Even if the U.S. Supreme Court upholds the ruling by the 9th Circuit panel, there is virtually no chance that Coleman will ever get out of prison, according to his attorney, Clifford Gardner of San Francisco.

Coleman was convicted of the 1979 rape and murder of Shirley Hill, a 28-year-old student and mother. The court's 3-0 decision, which upheld the conviction even though it voided the death sentence, came despite a finding by the judges that Coleman's trial attorney's performance had been "deficient" in certain respects. The court was particularly critical of the trial lawyer's failure to investigate or present to the jury evidence that a half-inch strand of hair found on Hill's hand was "inconsistent" with Coleman's hair.

Even so, Coleman's case was not prejudiced by the attorney's "deficient performance" because of the strength of other evidence, including fingerprint and blood evidence, wrote appeals court Judge David R. Thompson of San Diego. His decision was joined by Judges Melvin Brunetti of Reno and Mary M. Schroeder of Phoenix.

The appellate judges emphatically stated, however, that the trial judge's instruction to the jury during the case's sentencing phase clearly violated Coleman's constitutional rights.

The trial judge told the jury that under the California Constitution, the governor "is empowered to grant a reprieve, pardon or commutation of a sentence following conviction of the crime.
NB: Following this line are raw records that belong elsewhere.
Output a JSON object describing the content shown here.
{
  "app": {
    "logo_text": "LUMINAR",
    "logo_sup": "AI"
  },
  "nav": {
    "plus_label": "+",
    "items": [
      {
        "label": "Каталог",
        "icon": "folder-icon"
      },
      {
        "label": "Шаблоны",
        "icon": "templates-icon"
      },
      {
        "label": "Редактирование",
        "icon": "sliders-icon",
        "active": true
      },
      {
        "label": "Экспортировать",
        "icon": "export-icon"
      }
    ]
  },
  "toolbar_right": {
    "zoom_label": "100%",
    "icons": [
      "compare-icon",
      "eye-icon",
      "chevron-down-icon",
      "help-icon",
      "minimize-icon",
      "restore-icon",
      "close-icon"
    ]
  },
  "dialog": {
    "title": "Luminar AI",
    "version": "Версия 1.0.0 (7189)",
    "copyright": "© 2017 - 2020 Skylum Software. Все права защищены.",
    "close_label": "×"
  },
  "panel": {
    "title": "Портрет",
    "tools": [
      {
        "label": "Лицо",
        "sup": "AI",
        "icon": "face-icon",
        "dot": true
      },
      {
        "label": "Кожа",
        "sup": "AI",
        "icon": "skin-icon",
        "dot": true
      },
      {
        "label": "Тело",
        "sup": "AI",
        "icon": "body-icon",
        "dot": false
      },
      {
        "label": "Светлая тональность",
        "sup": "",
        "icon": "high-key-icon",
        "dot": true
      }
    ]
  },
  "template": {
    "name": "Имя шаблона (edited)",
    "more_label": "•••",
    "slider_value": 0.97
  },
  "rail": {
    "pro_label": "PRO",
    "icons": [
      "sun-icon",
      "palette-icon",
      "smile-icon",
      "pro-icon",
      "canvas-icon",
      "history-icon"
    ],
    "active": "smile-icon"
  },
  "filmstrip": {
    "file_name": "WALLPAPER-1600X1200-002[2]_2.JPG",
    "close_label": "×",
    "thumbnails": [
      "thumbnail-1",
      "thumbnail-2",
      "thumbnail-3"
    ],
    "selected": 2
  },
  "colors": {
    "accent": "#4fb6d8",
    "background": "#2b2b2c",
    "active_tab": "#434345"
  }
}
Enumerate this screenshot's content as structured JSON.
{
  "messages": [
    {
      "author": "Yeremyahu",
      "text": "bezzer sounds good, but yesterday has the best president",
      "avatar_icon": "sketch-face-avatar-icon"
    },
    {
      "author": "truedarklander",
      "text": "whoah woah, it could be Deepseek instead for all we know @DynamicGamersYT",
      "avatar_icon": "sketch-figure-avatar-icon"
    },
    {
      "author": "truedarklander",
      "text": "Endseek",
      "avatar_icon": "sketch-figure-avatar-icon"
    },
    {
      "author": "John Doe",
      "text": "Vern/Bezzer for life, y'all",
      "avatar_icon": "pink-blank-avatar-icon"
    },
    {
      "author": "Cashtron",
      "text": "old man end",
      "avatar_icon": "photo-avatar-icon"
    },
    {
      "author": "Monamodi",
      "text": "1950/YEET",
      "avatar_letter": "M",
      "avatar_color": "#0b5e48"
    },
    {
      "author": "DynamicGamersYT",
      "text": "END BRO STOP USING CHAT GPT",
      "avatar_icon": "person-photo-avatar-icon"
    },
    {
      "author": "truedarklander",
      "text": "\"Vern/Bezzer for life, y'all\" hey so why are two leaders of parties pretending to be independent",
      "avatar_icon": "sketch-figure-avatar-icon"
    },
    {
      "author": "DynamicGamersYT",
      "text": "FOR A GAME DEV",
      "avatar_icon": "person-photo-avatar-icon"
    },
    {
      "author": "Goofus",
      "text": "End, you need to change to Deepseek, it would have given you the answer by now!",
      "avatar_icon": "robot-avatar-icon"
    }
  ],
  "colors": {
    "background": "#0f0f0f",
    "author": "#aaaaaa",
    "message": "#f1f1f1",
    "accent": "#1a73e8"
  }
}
Under this power, a governor may in the future commute or modify a sentence of life imprisonment without the possibility of parole to a lesser sentence that would include the possibility of parole."

The jurors also were told that they were not to consider the governor's commutation power in determining punishment.

The judge's instruction gave inaccurate information to the jury and "potentially diverted the jury's attention from the mitigation evidence presented" on Coleman's behalf, the appeals court ruled.

"Because Coleman had numerous prior felony convictions, the governor alone did not have the power to commute a sentence of life imprisonment without the possibility of parole to a sentence of life imprisonment with the possibility of parole," Thompson wrote. Under state law, in a case like Coleman's the governor would have to consult with the parole board and obtain the agreement of four of the seven justices of the state Supreme Court before commuting a life sentence.

Because of that, the trial judge's statement "inaccurately informed the jury that, unless they sentenced Coleman to death, he could be released into the community on the authority of one person, the governor," the appeals court ruled. "The jury was 'invited to speculate' that Coleman could be effectively isolated from the community only through a sentence of death."

Coleman's prior felony convictions include false imprisonment of a female college student, the rape of a 13-year-old girl and lewd conduct with an 11-year-old girl. That record makes it a virtual certainty that he will never be paroled, his attorney said.

"I think the 9th Circuit hit the nail on the head" in the sentencing decision, Gardner said. During the sentencing phase of Coleman's 1981 trial, the prosecutor stressed that Coleman would be a danger to the community if he ever got out of prison, Gardner said.

In January, another 9th Circuit panel, led by Judge Alex Kozinski, unanimously reversed a death sentence imposed on Robert C. McLain in 1981 for the 1979 rape and murder of a young woman in Ventura County. That panel also cited as its reason a trial judge's instruction to the jury that discussed the possibility of a life sentence being commuted.

The 9th Circuit first addressed the issue of the jury instruction in 1994, but the Supreme Court has not reviewed the subject. Dane R. Gillette, the senior assistant attorney general who heads the state's death penalty appeals unit, said he believes that all the 9th Circuit decisions on the question have been wrong and hopes the Supreme Court will now consider the issue. Gillette said he believes that only a small number of other death row inmates might be affected by Tuesday's decision.